The Moviegoer - Walker Percy [9]
“Does you, Mister Jack?” asks Mercer, still in limbo, one foot toward the fire, the other on its way out.
“Yes, I do. Unilateral disarmament would be a disaster.”
“What drivel.” My aunt comes in smiling, head to one side, hands outstretched, and I whistle with relief and feel myself smiling with pleasure as I await one of her special kind of attacks, attacks which are both playful and partly true. She calls me an ingrate, a limb of Satan, the last and sorriest scion of a noble stock. What makes it funny is that this is true. In a split second I have forgotten everything, the years in Gentilly, even my search. As always we take up again where we left off. This is where I belong after all.
My aunt has done a great deal for me. When my father was killed, my mother, who had been a trained nurse, went back to her hospital in Biloxi. My aunt offered to provide my education. As a consequence much of the past fifteen years has been spent in her house. She is really my great aunt. Yet she is younger by so many years than her brothers that she might easily be my father’s sister—or rather the daughter of all three brothers, since it is as their favorite and fondest darling that she still appears in her own recollection, the female sport of a fierce old warrior gens and no doubt for this reason never taken quite seriously, even in her rebellion—as when she left the South, worked In a settlement house in Chicago and, like many well-born Southern ladies, embraced advanced political ideas.
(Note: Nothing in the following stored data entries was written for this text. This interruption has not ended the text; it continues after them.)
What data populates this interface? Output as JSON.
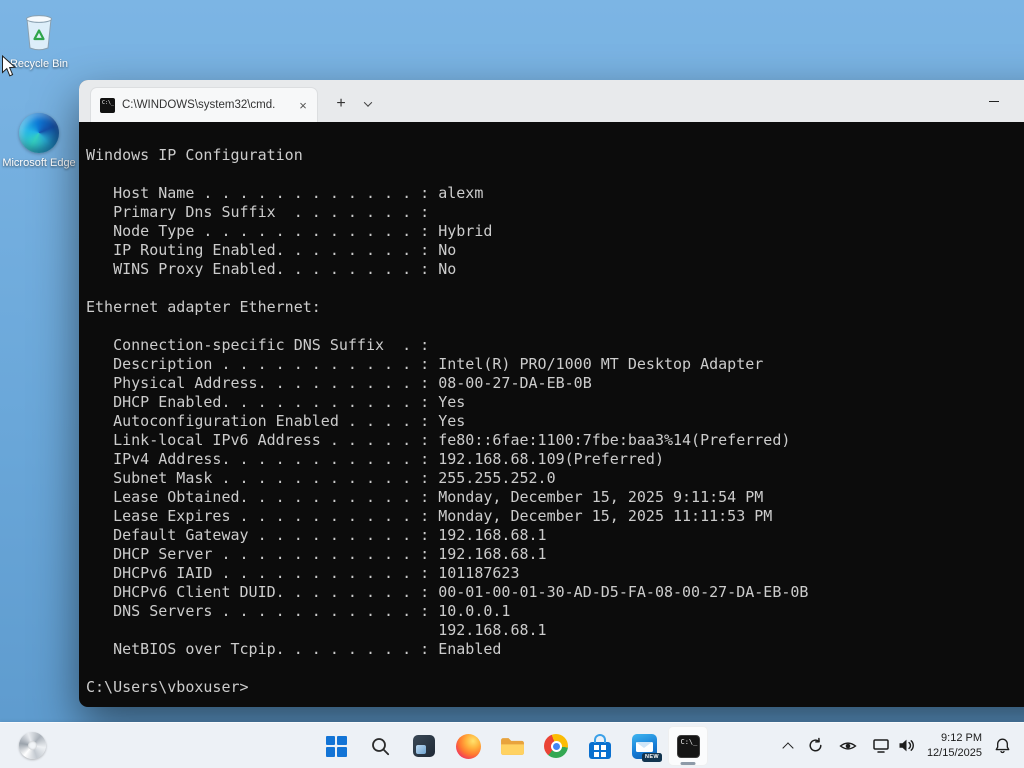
{
  "desktop": {
    "icons": [
      {
        "label": "Recycle Bin"
      },
      {
        "label": "Microsoft Edge"
      }
    ]
  },
  "window": {
    "tab_title": "C:\\WINDOWS\\system32\\cmd.",
    "cmd_icon_text": "C:\\_",
    "glyphs": {
      "close": "×",
      "new_tab": "+"
    }
  },
  "terminal": {
    "lines": [
      "Windows IP Configuration",
      "",
      "   Host Name . . . . . . . . . . . . : alexm",
      "   Primary Dns Suffix  . . . . . . . :",
      "   Node Type . . . . . . . . . . . . : Hybrid",
      "   IP Routing Enabled. . . . . . . . : No",
      "   WINS Proxy Enabled. . . . . . . . : No",
      "",
      "Ethernet adapter Ethernet:",
      "",
      "   Connection-specific DNS Suffix  . :",
      "   Description . . . . . . . . . . . : Intel(R) PRO/1000 MT Desktop Adapter",
      "   Physical Address. . . . . . . . . : 08-00-27-DA-EB-0B",
      "   DHCP Enabled. . . . . . . . . . . : Yes",
      "   Autoconfiguration Enabled . . . . : Yes",
      "   Link-local IPv6 Address . . . . . : fe80::6fae:1100:7fbe:baa3%14(Preferred)",
      "   IPv4 Address. . . . . . . . . . . : 192.168.68.109(Preferred)",
      "   Subnet Mask . . . . . . . . . . . : 255.255.252.0",
      "   Lease Obtained. . . . . . . . . . : Monday, December 15, 2025 9:11:54 PM",
      "   Lease Expires . . . . . . . . . . : Monday, December 15, 2025 11:11:53 PM",
      "   Default Gateway . . . . . . . . . : 192.168.68.1",
      "   DHCP Server . . . . . . . . . . . : 192.168.68.1",
      "   DHCPv6 IAID . . . . . . . . . . . : 101187623",
      "   DHCPv6 Client DUID. . . . . . . . : 00-01-00-01-30-AD-D5-FA-08-00-27-DA-EB-0B",
      "   DNS Servers . . . . . . . . . . . : 10.0.0.1",
      "                                       192.168.68.1",
      "   NetBIOS over Tcpip. . . . . . . . : Enabled",
      "",
      "C:\\Users\\vboxuser>"
    ]
  },
  "taskbar": {
    "outlook_badge": "NEW",
    "clock": {
      "time": "9:12 PM",
      "date": "12/15/2025"
    }
  }
}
After years of being the sort of “bird” her brothers indulged her in being and even expected her to be—her career reached its climax when she served as a Red Cross volunteer in the Spanish civil war, where I cannot picture her otherwise than as that sort of fiercely benevolent demoniac Yankee lady most incomprehensible to Spaniards—within the space of six months she met and married Jules Cutrer, widower with child, settled down in the Garden District and became as handsome and formidable as her brothers. She is no longer a “bird.” It is as if, with her illustrious brothers dead and gone, she might now at last become what they had been and what as a woman had been denied her; soldierly both in look and outlook. With her blue-white hair and keen face and terrible gray eyes, she is somehow at sixty-five still the young prince.